いきたい僕ら

……これが、梨杜さんから語られた内容だった。

「……よく分からないって顔だな。」

梨杜さんは僕の顔を見て言った。

「実際、ピンと来てないですよ。」

全部話されてもよく分からなかった。

「つまり僕は、『子供なんだから』って言葉に、自分が思ってる以上にショックを受けた、ってことですか?」

「ああ、そういうことだろう。」

梨杜さんは目を逸らして話し出した。

「私は違うから、お前や蒼の辛さを分かってやることはできない。だから、ごめんな。気づいてやれなくて。」

そして、僕の頭を撫でた。

「……あの……レンは?」

少し気まずくて、無理矢理話題を変えた。

梨杜さんは疑問に思っているようだったが、答えてくれた。

「……医務室だよ。
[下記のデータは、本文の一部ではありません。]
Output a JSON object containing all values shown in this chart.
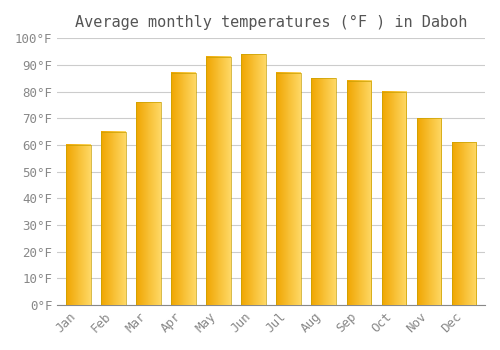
{
  "title": "Average monthly temperatures (°F ) in Daboh",
  "months": [
    "Jan",
    "Feb",
    "Mar",
    "Apr",
    "May",
    "Jun",
    "Jul",
    "Aug",
    "Sep",
    "Oct",
    "Nov",
    "Dec"
  ],
  "values": [
    60,
    65,
    76,
    87,
    93,
    94,
    87,
    85,
    84,
    80,
    70,
    61
  ],
  "bar_color_left": "#F0A500",
  "bar_color_right": "#FFD966",
  "bar_edge_color": "#C8A000",
  "ylim": [
    0,
    100
  ],
  "yticks": [
    0,
    10,
    20,
    30,
    40,
    50,
    60,
    70,
    80,
    90,
    100
  ],
  "ytick_labels": [
    "0°F",
    "10°F",
    "20°F",
    "30°F",
    "40°F",
    "50°F",
    "60°F",
    "70°F",
    "80°F",
    "90°F",
    "100°F"
  ],
  "background_color": "#ffffff",
  "grid_color": "#cccccc",
  "title_fontsize": 11,
  "tick_fontsize": 9,
  "font_family": "monospace",
  "bar_width": 0.7
}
今日はもう遅いから、行くなら明日にしな。」

「……分かりました。おやすみなさい。」

「あぁ、おやすみ。」

その声を聞いて、僕は会議室をあとにした。

……僕は大人しく自分の部屋に戻って……いなかった。

さっきまで寝てたからっていうのもあるし、レンの様子を自分で確かめたいっていうのもあるけど。

何よりも、怖かった。

寝て、またあの夢を……幸せな夢を見てしまうのが、とても怖かった。

医務室の扉をなるべく静かに開ける。

中にはレンと、蒼さんがいた。

2人とも起きているようで、扉が開いたのに気づいて、こっちを向いた。

「やぁ。よかった、元気そうだね。」

蒼さんがそう言う。

「2人とも、電気もつけずに何してるんですか?起きてるなら静かに入る意味ないじゃないですか。」

パチリと電気のスイッチを押しながら、僕は言った。

急な明るさに思わず目を閉じる。

目が慣れてきた頃に、レンが口を開いた。

「律樹さん、急に付けないでくださいよ。」

「ほんとに。せっかく僕たちで楽しく秘密のお話してたのに、台無しだよ。」

蒼さんも、口を尖らせて言う。

「秘密のお話って……。それよりも蒼さん、ありがとうございました。その……いろいろと。」

レンは知らなくていいことだったから言葉を濁したけど、蒼さんにはそれで通じたようだった。